Generally the number and size of the tumors will determine how much chemotherapy your child will receive,  Chemotherapy treatment is described in terms of cycles   One cycle refers to the delivery of the chemotherapy over 2 full days.  Although treatment is given over 2 days, you and your child can go home at night between day one and day two of a cycle.  Chemotherapy cycles are given at 3-week intervals.  The usual number of cycles of large tumors or tumors with vitreous seeding and or a retinal detachment, is 7 cycles of chemotherapy that are administered over 21 weeks.  Medium, or small tumors usually have about 4 cycles of chemotherapy which is given over a 12 week period.

            While your child is on chemotherapy he will have to have his blood counts monitored twice a week.  Only a small amount of blood is need and is taken from his finger by a small pin prick.  When children are on chemotherapy they can be at an increased risk for infection.  By monitoring their blood counts, the doctors can keep an eye on the health of the child and detect problems before they become too serious.

            In the couple of days following each chemotherapy cycle, your child will have an EUA, so that the doctors can monitor the tumor response to the drugs and to apply an additional laser or cryotherapy to maximize the treatment effect.

            When your child has finished a prescribed number of chemotherapy cycles, his port-o-cath will be left in place for at least a year after the date of the last chemotherapy cycle.  At some point during the treatment, your child’s tumor(s), may start growing again and may not be controlled by laser therapy alone.  In these cases, it is often suggested that he receive another 1-2 cycles of chemotherapy and then resume the laser therapy when the tumors have again shrunk.  Even if your child does not receive more chemotherapy, his port will be left in place for some time.  He does not feel any discomfort from it and it requires minimal maintenance (you can speak with the nurses in Oncology about the long-term care of the port-o-cath).      

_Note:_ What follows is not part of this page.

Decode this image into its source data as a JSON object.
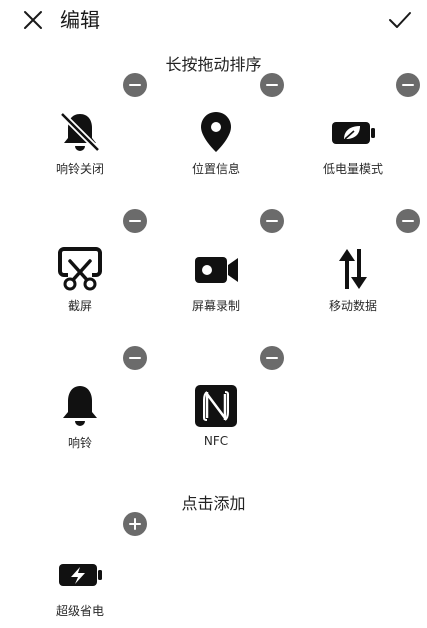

• What Are The Side Effects to Chemotherapy?

            The anti-cancer chemotherapy drugs will cause some other side effects.  Your child may develop nausea and vomiting, constipation or diarrhea, temporary hair loss and low blood counts.  Medicines are available to reduce nausea and vomiting.  The drug doses and schedule will be changed if blood counts are too low.  A comprehensive list of all of the potential side effects caused by the various chemotherapy drugs has been compiled and is provided at the back of this booklet.

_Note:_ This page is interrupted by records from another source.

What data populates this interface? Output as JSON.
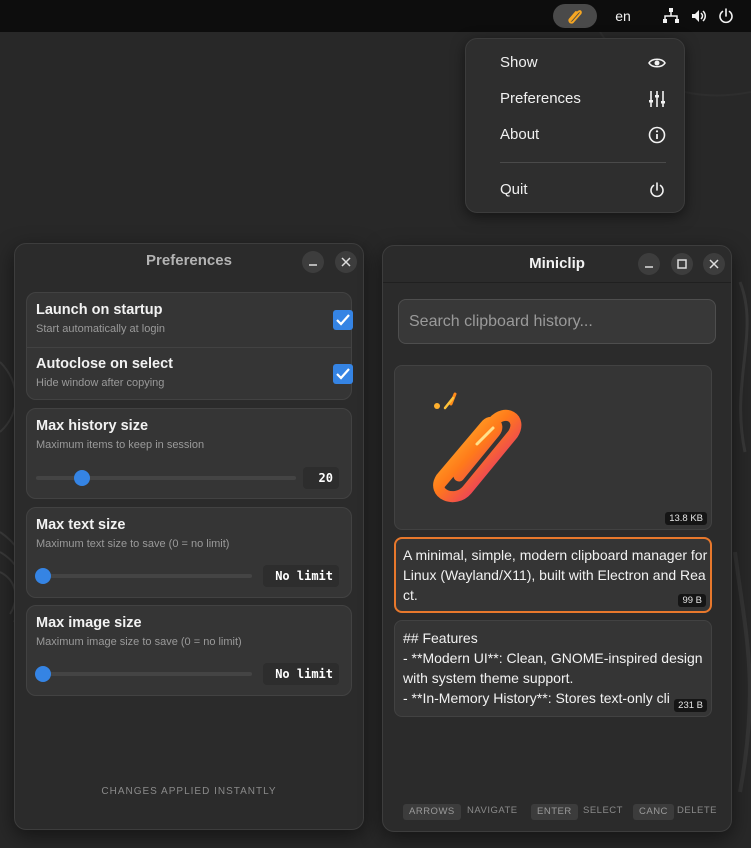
{
  "topbar": {
    "language": "en",
    "tray_app_icon": "paperclip-icon",
    "network_icon": "network-icon",
    "volume_icon": "volume-icon",
    "power_icon": "power-icon"
  },
  "tray_menu": {
    "items": [
      {
        "label": "Show",
        "icon": "eye-icon"
      },
      {
        "label": "Preferences",
        "icon": "sliders-icon"
      },
      {
        "label": "About",
        "icon": "info-icon"
      },
      {
        "label": "Quit",
        "icon": "power-icon"
      }
    ]
  },
  "preferences": {
    "title": "Preferences",
    "launch": {
      "title": "Launch on startup",
      "subtitle": "Start automatically at login",
      "checked": true
    },
    "autoclose": {
      "title": "Autoclose on select",
      "subtitle": "Hide window after copying",
      "checked": true
    },
    "history": {
      "title": "Max history size",
      "subtitle": "Maximum items to keep in session",
      "value": "20"
    },
    "text_size": {
      "title": "Max text size",
      "subtitle": "Maximum text size to save (0 = no limit)",
      "value": "No limit"
    },
    "image_size": {
      "title": "Max image size",
      "subtitle": "Maximum image size to save (0 = no limit)",
      "value": "No limit"
    },
    "footer": "CHANGES APPLIED INSTANTLY"
  },
  "miniclip": {
    "title": "Miniclip",
    "search_placeholder": "Search clipboard history...",
    "items": [
      {
        "type": "image",
        "size": "13.8 KB"
      },
      {
        "type": "text",
        "text": "A minimal, simple, modern clipboard manager for Linux (Wayland/X11), built with Electron and React.",
        "size": "99 B",
        "selected": true
      },
      {
        "type": "text",
        "text": "## Features\n- **Modern UI**: Clean, GNOME-inspired design with system theme support.\n- **In-Memory History**: Stores text-only cli",
        "size": "231 B"
      }
    ],
    "shortcuts": [
      {
        "key": "ARROWS",
        "action": "NAVIGATE"
      },
      {
        "key": "ENTER",
        "action": "SELECT"
      },
      {
        "key": "CANC",
        "action": "DELETE"
      }
    ]
  },
  "colors": {
    "accent": "#3584e4",
    "selection": "#e8782c",
    "window_bg": "#2b2b2b",
    "topbar_bg": "#0d0d0d"
  }
}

• Retinoblastoma Research-The RBS Clinical Trial

            While chemotherapy has been shown to be an effective treatment for retinoblastoma, the best combination of chemotherapy drugs is not yet known.  Because of this, many university centres such as the Hospital for Sick Children have formed a group called the Retinoblastoma Study Group (RBS).  Over the next few years we will work together to compare two kinds of treatment. You may be asked to participate in this International research study.  All families who are eligible will be shown a consent for the study and may or may not choose to participate.  If you consent to be part of the study, each centre will randomize (similar to tossing a coin) the children requiring chemotherapy into one of two schedules of treatment.  The effectiveness of the treatments will be compared over several years.  In this way, over time we will learn what is the very best treatment for these children, both to save eyes and to treat tumor cells that have spread outside of the eye.